The financial information contained in this announcement does not constitute
statutory financial statements within the meaning of Section 240 of the
Companies Act 1985. The financial information for the year ended 31 December
2007 has been extracted from the draft statutory financial statements for that
year upon which the auditors have yet to report.
2 Accounting policies
Basis of consolidation
The business combination between the Company and VPE and VPS has been accounted
for using reverse acquisition accounting and therefore represents a continuation
of the financial statements of VPE and VPS, the legal subsidiaries acquired. VPE
and VPS were, prior to their reverse acquisition of the Company, not part of a
legal group but were under common control and business combinations between
entities under common control are outside the scope of IFRS 3. Accordingly, the
bringing together of VPE and VPS has been accounted for under the principles of
merger accounting and as a result, the assets and liabilities of the two
entities are recorded at book value, goodwill and intangible assets are
recognised only to the extent that they were previously recognised and no
goodwill was recognised on the merger.
The reverse acquisition of the Company by the combined entities is accounted for
as a business combination under IFRS3 with the combined entities as the acquirer
and the Company as the acquiree.
The reverse acquisition of the Company by VPE and VPS took place on 4 January
2007.
Revenue recognition
Cabin sales are recognised at the point at which the customer takes delivery of
the cabin.
Plot sales are recognised at the point title is passed on.

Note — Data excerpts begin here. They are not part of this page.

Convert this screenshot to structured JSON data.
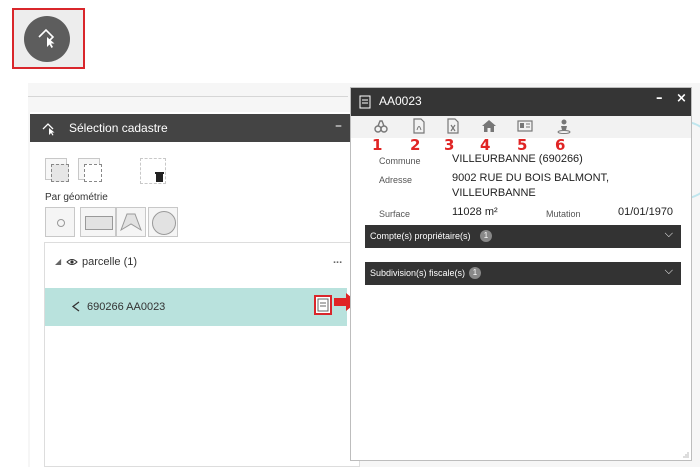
{
  "left_panel": {
    "title": "Sélection cadastre",
    "minimize": "–",
    "geometry_label": "Par géométrie"
  },
  "tree": {
    "layer_label": "parcelle (1)",
    "menu": "...",
    "item_label": "690266 AA0023"
  },
  "right_panel": {
    "title": "AA0023",
    "minimize": "–",
    "close": "×",
    "toolbar_numbers": [
      "1",
      "2",
      "3",
      "4",
      "5",
      "6"
    ],
    "fields": {
      "commune_label": "Commune",
      "commune_value": "VILLEURBANNE (690266)",
      "adresse_label": "Adresse",
      "adresse_value_line1": "9002 RUE DU BOIS BALMONT,",
      "adresse_value_line2": "VILLEURBANNE",
      "surface_label": "Surface",
      "surface_value": "11028 m²",
      "mutation_label": "Mutation",
      "mutation_value": "01/01/1970"
    },
    "sections": [
      {
        "label": "Compte(s) propriétaire(s)",
        "count": "1"
      },
      {
        "label": "Subdivision(s) fiscale(s)",
        "count": "1"
      }
    ]
  },
  "colors": {
    "accent_red": "#d9262b",
    "header_dark": "#353535",
    "selected_row": "#b9e2dd"
  }
}
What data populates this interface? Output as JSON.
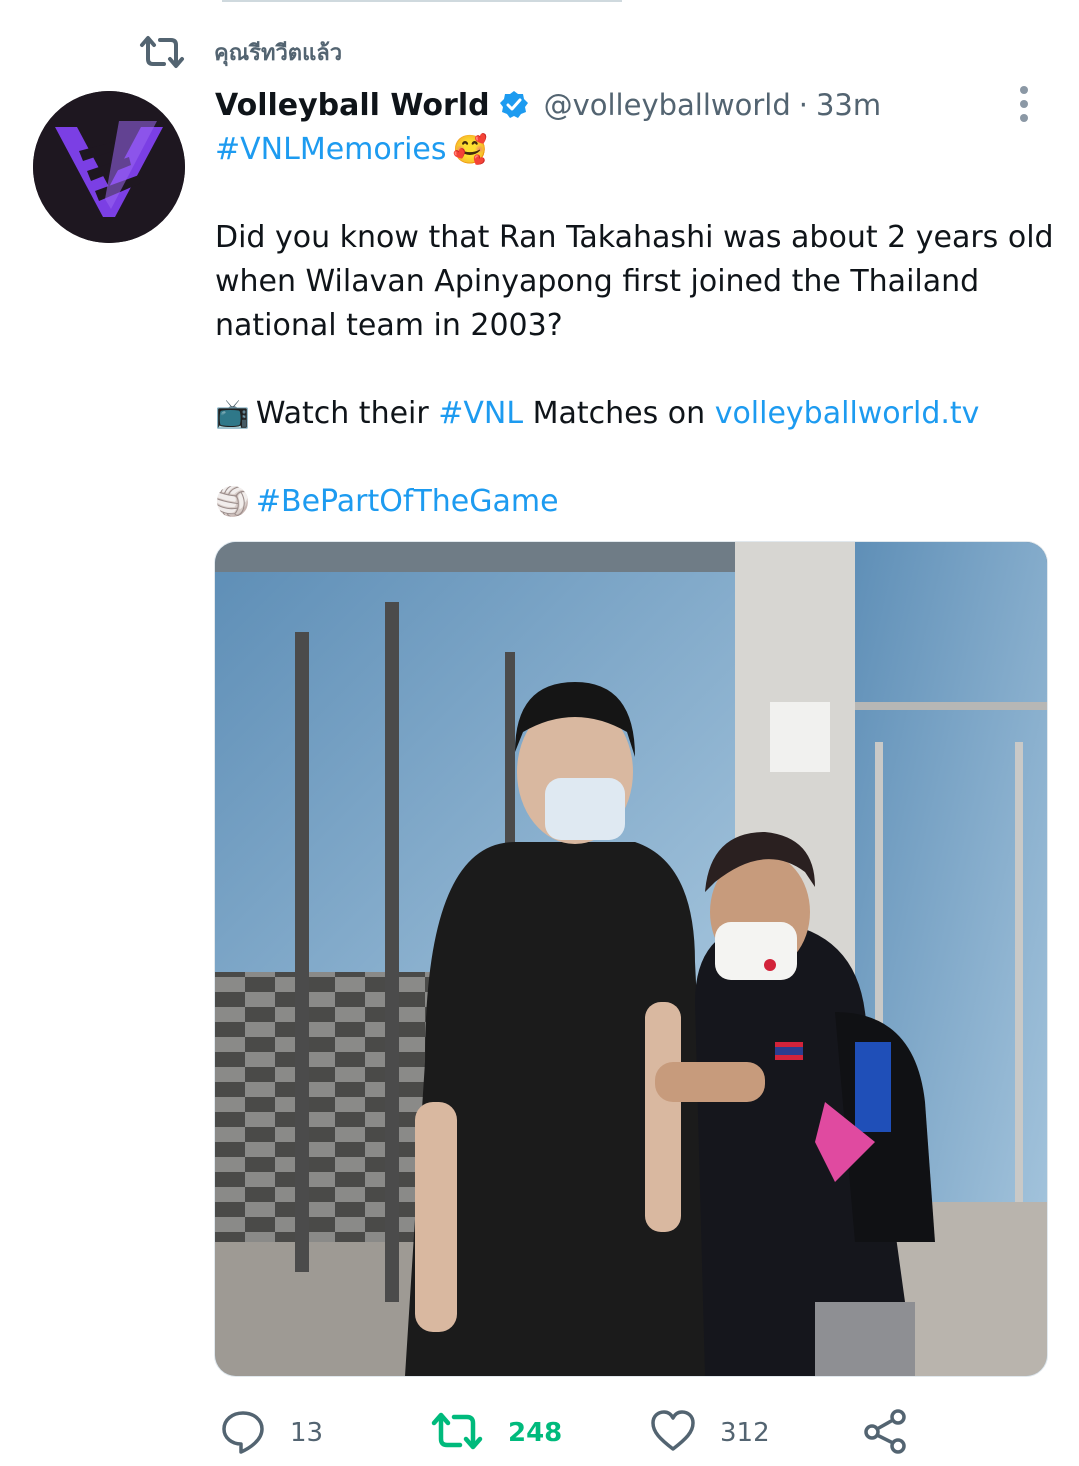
{
  "retweet_context": {
    "label": "คุณรีทวีตแล้ว"
  },
  "tweet": {
    "author_name": "Volleyball World",
    "handle": "@volleyballworld",
    "separator": "·",
    "time": "33m",
    "verified": true,
    "lines": {
      "l1_tag": "#VNLMemories",
      "l1_emoji": "🥰",
      "l2": "Did you know that Ran Takahashi was about 2 years old",
      "l3": "when Wilavan Apinyapong first joined the Thailand",
      "l4": "national team in 2003?",
      "l5_emoji": "📺",
      "l5_pre": "Watch their ",
      "l5_tag": "#VNL",
      "l5_mid": " Matches on ",
      "l5_link": "volleyballworld.tv",
      "l6_emoji": "🏐",
      "l6_tag": "#BePartOfTheGame"
    },
    "media_alt": "Photo of two volleyball players in face masks standing in front of an arena entrance"
  },
  "actions": {
    "reply_count": "13",
    "retweet_count": "248",
    "like_count": "312"
  },
  "colors": {
    "link": "#1d9bf0",
    "muted": "#536471",
    "retweet_active": "#00ba7c",
    "brand_purple": "#7b3fe4"
  },
  "icons": [
    "retweet-icon",
    "verified-badge-icon",
    "more-options-icon",
    "reply-icon",
    "retweet-icon",
    "like-icon",
    "share-icon"
  ]
}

Sales revenue relating to the ski resort such as lift passes and equipment
rental is recognised over the period to which it relates and revenue from the
sale of ancillary goods is recognised at title transfer.
3 Revenue 2007 2006
(£'000) (£'000)
An analysis of the Group's revenue is as follows:
Cabin sales 3,649 2,092
Plot sales 513 2,495
Ski centre 1,122 981
5,284 5,568
4 (Loss)/earnings per share 2007 2006
(£'000) (£'000)
Earnings
Earnings for the purposes of basic and diluted
earnings per share has been calculated based on the
(loss)/profit after taxation (316) 1,083
Number of shares
Weighted average number of ordinary shares for the
purposes of basic earnings per share 822,162,575 822,162,575
Number of dilutive shares under option - -
Weighted average number of ordinary shares for the
purposes of dilutive earnings per share 822,162,575 822,162,575
The calculation of diluted earnings per share assumes conversion of all potentially dilutive ordinary shares,
however, as no share options have been granted there is no dilution.

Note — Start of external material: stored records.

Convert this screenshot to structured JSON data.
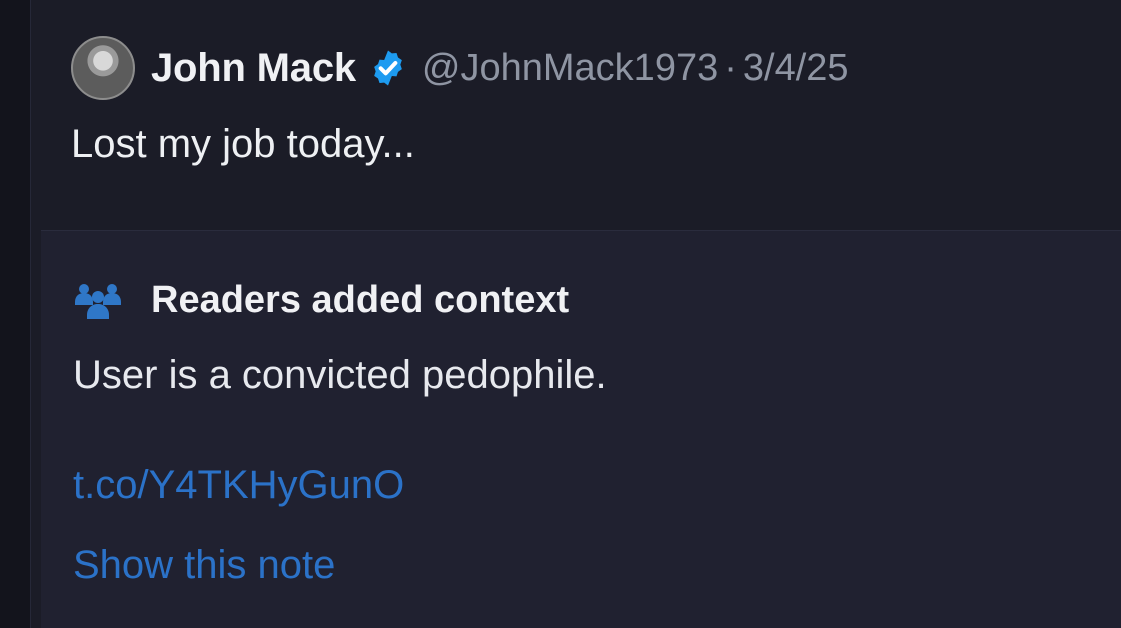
{
  "tweet": {
    "display_name": "John Mack",
    "handle": "@JohnMack1973",
    "separator": "·",
    "date": "3/4/25",
    "text": "Lost my job today...",
    "verified_icon": "verified-badge-icon",
    "avatar_icon": "avatar"
  },
  "community_note": {
    "icon": "people-icon",
    "title": "Readers added context",
    "body": "User is a convicted pedophile.",
    "link": "t.co/Y4TKHyGunO",
    "show_note_label": "Show this note"
  },
  "colors": {
    "background": "#1b1c27",
    "note_background": "#202130",
    "verified_blue": "#1d9bf0",
    "link_blue": "#2b72c8",
    "muted_text": "#8f95a3",
    "people_icon": "#2f77c7"
  }
}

Adjusted earnings per share
An adjusted earnings per share has also been calculated using the same number of
shares as above, but excluding the exceptional charges arising from the reverse
acquisition amounting to £0.868m from the result after taxation.
2007 2006
(£'000) (£'000)
Adjusted earnings 552 1,083
Adjusted earnings per share 0.07p 0.13p
5 Goodwill (£'000)
Cost and net book amount
At 1 January 2006 and 1 January 2007 -
Additions 868
At 31 December 2007 868
Impairment loss
Impairment loss for the period - exceptional
charge arising in relation to
goodwill arising from reverse acquisition* 868
Net book amount at 31 December 2007 -
*The goodwill arose on the reverse acquisition of the Company by VPE and VPS and impairment was immediately
recognised.
Fair value
adjustments
Book value Fair value
(£'000) (£'000) (£'000)
Net assets acquired
Cash and cash equivalents 191 - 191
Trade and other payables (20) - (20)
171 - 171
Goodwill 868
Total consideration 1,039
Satisfied by:
Fair value of shares* 566
Directly attributable fees 473
Total cost of combination 1,039
* The deemed cost of combination is based on 23,843,247 ordinary 1p shares of Maisha Plc (now Nordic Panorama
Plc) in issue prior to the combination and a fair value of 2.38p per share, the prevailing market price.
Net cash flow arising on acquisition
Cash and cash equivalents acquired 191
6 Called up share capital - 2007 2007 2006 2006
Company Number (£'000) Number (£'000)
Authorised
Ordinary shares of 1p each 1,900,000,000 19,000 133,989,835 1,340
Allotted, called up and fully
paid
Ordinary shares of 1p each
At beginning of the year 23,843,247 239 34,061,783 340
Cancellation of shares - - (10,218,536) (102)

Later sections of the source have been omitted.